Random walks with preferential relocations and fading memory: a study through random recursive trees

Abstract: Consider a stochastic process that behaves as a $d$-dimensional simple and symmetric random walk, except that, with a certain fixed probability, at each step, it chooses instead to jump to a given site with probability proportional to the time it has already spent there. This process has been analyzed in the physics literature under the name "random walk with preferential relocations", where it is argued that the position of the walker after $n$ steps, scaled by $\log n$, converges to a Gaussian random variable; because of the $\log$ spatial scaling, the process is said to undergo a "slow diffusion". In this paper, we generalize this model by allowing the underlying random walk to be any Markov process and the random run-lengths (time between two relocations) to be i.i.d.-distributed.
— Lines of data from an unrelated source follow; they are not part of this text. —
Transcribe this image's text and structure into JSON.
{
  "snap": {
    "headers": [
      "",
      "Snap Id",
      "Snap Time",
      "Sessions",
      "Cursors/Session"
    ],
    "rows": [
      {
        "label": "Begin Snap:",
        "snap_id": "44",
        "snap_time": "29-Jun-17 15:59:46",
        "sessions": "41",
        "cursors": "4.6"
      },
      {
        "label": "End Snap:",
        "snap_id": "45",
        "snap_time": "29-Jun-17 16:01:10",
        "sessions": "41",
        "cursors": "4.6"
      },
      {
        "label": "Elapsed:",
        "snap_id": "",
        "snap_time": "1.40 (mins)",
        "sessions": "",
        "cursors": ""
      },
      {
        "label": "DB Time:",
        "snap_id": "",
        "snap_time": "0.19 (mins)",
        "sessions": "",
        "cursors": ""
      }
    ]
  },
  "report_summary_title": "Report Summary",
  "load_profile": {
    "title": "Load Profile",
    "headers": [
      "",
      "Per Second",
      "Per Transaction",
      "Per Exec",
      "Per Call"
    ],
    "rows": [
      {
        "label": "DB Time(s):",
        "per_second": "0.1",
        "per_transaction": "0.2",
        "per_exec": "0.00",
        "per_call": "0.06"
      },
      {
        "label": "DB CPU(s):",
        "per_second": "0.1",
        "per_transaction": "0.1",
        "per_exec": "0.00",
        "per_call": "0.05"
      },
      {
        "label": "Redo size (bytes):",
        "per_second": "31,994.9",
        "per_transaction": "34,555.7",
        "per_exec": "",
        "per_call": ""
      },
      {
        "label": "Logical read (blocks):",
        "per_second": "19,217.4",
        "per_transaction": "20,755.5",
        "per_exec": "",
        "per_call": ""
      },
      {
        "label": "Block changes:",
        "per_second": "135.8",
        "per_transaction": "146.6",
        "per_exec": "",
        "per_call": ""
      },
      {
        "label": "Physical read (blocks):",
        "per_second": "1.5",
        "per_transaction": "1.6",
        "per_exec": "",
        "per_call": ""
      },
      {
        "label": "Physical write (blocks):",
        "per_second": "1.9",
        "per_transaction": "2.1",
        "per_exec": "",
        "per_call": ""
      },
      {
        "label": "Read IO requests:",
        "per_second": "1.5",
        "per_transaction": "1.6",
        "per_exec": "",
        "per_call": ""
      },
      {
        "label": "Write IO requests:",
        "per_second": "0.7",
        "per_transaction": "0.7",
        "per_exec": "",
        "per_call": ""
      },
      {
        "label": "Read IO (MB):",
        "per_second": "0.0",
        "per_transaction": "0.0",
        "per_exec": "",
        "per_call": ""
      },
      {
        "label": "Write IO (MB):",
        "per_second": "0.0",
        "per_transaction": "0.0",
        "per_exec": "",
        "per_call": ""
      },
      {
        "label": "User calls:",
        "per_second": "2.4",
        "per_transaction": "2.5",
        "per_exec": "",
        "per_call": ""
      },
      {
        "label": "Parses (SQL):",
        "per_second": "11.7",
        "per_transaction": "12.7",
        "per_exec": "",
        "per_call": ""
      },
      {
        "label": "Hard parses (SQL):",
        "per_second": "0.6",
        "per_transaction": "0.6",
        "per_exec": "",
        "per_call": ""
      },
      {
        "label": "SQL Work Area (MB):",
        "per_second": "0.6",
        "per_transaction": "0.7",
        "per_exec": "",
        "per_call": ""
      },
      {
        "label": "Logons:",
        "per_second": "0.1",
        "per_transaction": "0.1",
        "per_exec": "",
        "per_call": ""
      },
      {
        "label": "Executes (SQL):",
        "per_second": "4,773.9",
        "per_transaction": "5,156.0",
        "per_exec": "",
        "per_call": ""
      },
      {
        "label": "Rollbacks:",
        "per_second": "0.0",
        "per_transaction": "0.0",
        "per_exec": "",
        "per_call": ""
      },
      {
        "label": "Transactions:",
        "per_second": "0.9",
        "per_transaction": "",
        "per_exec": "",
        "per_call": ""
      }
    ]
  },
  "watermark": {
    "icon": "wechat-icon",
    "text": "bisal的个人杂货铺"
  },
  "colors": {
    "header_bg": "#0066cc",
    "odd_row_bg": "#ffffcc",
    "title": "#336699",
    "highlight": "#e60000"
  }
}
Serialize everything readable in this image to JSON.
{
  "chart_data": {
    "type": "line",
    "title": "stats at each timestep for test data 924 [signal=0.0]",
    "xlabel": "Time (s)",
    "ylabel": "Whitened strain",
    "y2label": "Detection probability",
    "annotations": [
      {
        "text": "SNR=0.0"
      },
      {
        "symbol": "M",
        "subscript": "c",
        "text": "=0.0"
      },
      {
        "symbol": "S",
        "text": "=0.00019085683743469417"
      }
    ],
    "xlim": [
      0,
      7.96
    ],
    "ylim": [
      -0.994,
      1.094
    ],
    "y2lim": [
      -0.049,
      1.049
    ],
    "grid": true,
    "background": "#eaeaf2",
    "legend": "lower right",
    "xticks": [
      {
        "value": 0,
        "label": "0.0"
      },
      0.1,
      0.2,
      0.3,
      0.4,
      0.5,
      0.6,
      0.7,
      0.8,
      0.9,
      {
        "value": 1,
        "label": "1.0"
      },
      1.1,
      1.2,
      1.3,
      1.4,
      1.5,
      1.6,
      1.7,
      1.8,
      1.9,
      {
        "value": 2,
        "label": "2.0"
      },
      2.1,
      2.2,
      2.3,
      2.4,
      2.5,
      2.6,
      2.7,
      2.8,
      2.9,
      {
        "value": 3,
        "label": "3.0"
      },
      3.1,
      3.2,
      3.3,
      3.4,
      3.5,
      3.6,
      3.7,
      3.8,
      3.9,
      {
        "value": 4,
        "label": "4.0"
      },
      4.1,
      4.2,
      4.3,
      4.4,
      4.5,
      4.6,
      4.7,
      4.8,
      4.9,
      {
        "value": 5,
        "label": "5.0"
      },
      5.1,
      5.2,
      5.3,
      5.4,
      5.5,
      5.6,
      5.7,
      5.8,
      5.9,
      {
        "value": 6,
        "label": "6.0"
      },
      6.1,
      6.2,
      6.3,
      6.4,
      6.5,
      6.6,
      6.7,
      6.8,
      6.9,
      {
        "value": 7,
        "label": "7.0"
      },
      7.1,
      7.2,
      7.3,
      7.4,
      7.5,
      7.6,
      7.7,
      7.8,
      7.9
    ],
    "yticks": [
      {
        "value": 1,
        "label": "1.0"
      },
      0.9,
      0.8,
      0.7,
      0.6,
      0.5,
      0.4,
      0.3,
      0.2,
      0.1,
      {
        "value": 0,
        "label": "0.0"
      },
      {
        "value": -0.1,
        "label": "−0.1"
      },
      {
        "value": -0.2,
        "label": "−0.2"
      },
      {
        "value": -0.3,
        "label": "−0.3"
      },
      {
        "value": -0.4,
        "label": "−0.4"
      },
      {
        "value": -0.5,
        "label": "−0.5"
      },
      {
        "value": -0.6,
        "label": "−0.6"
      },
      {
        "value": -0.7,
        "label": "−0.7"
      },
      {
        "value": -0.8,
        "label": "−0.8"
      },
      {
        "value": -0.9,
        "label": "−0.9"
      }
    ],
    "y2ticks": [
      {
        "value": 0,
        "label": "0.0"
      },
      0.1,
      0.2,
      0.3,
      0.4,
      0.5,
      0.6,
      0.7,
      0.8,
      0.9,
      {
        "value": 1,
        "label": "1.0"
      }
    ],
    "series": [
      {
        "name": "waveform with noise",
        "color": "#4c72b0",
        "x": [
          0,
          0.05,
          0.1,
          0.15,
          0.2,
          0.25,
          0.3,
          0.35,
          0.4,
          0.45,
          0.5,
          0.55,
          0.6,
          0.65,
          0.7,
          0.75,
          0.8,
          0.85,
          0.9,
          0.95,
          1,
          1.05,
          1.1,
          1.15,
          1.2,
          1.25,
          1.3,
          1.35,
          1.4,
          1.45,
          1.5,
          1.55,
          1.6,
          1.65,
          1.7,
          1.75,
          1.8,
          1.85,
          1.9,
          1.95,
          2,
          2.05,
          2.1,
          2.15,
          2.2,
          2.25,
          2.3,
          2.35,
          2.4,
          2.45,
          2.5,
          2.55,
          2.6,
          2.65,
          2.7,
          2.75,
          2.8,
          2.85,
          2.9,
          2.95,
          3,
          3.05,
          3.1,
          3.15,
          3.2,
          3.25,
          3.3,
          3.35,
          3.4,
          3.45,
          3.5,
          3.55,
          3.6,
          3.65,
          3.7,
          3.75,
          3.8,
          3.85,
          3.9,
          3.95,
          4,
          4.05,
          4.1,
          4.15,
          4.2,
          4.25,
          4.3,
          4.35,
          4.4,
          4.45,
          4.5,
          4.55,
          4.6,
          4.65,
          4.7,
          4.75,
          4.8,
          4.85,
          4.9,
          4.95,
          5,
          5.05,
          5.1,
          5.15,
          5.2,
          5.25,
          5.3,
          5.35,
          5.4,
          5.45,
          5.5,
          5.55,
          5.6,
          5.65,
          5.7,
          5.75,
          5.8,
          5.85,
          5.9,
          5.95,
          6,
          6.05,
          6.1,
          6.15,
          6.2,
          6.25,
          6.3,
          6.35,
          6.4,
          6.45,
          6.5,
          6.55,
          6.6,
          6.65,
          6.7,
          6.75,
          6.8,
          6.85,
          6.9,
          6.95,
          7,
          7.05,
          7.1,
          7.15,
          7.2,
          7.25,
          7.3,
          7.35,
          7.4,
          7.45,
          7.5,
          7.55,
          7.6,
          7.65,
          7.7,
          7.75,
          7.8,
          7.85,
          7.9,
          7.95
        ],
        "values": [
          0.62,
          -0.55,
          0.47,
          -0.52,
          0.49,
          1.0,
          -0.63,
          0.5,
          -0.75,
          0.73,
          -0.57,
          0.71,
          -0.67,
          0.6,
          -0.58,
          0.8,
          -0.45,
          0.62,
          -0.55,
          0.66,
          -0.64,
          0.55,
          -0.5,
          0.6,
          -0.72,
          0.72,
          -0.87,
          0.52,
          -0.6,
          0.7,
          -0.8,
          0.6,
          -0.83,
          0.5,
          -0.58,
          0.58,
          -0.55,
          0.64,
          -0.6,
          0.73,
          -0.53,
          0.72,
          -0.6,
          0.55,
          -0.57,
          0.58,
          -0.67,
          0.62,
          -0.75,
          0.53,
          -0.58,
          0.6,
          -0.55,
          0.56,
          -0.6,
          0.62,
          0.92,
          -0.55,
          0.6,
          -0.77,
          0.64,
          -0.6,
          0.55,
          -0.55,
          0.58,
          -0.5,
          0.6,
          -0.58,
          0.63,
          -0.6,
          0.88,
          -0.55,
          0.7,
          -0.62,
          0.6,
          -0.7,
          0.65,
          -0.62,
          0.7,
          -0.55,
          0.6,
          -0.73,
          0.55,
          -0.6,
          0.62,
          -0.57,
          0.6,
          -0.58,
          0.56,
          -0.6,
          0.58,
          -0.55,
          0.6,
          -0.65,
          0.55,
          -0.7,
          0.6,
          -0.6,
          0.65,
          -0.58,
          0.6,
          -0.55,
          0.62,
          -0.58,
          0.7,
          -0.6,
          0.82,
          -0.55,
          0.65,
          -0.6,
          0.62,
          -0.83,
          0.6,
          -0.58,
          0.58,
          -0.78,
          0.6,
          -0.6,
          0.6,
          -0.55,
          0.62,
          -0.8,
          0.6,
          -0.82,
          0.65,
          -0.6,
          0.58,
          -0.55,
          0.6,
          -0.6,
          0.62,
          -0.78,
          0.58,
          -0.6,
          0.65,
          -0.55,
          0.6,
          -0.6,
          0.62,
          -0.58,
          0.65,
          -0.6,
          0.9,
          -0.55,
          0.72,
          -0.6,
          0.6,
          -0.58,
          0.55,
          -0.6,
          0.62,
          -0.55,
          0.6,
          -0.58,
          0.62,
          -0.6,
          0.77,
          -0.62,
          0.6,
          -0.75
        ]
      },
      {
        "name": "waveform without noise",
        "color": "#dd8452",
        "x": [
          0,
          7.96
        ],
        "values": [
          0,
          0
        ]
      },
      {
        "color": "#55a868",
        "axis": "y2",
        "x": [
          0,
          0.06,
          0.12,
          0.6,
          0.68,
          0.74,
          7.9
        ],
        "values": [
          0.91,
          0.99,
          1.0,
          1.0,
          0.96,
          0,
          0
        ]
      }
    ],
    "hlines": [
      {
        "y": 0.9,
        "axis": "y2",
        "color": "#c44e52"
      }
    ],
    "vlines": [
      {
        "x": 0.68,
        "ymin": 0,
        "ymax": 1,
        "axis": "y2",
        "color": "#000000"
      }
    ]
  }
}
We also allow the memory of the walker to fade with time, meaning that when a relocations occurs, the walker is more likely to go back to a place it has visited more recently. We prove rigorously the central limit theorem described above (plus a local limit theorem and the convergence of the weighted occupation measure) by associating to the process a growing family of vertex-weighted random recursive trees and a Markov chain indexed by this tree. The spatial scaling of our relocated random walk is related to the height of a "typical" vertex in the random tree. This typical height can range from doubly-logarithmic to logarithmic or even a power of the number of nodes of the tree, depending on the form of the memory.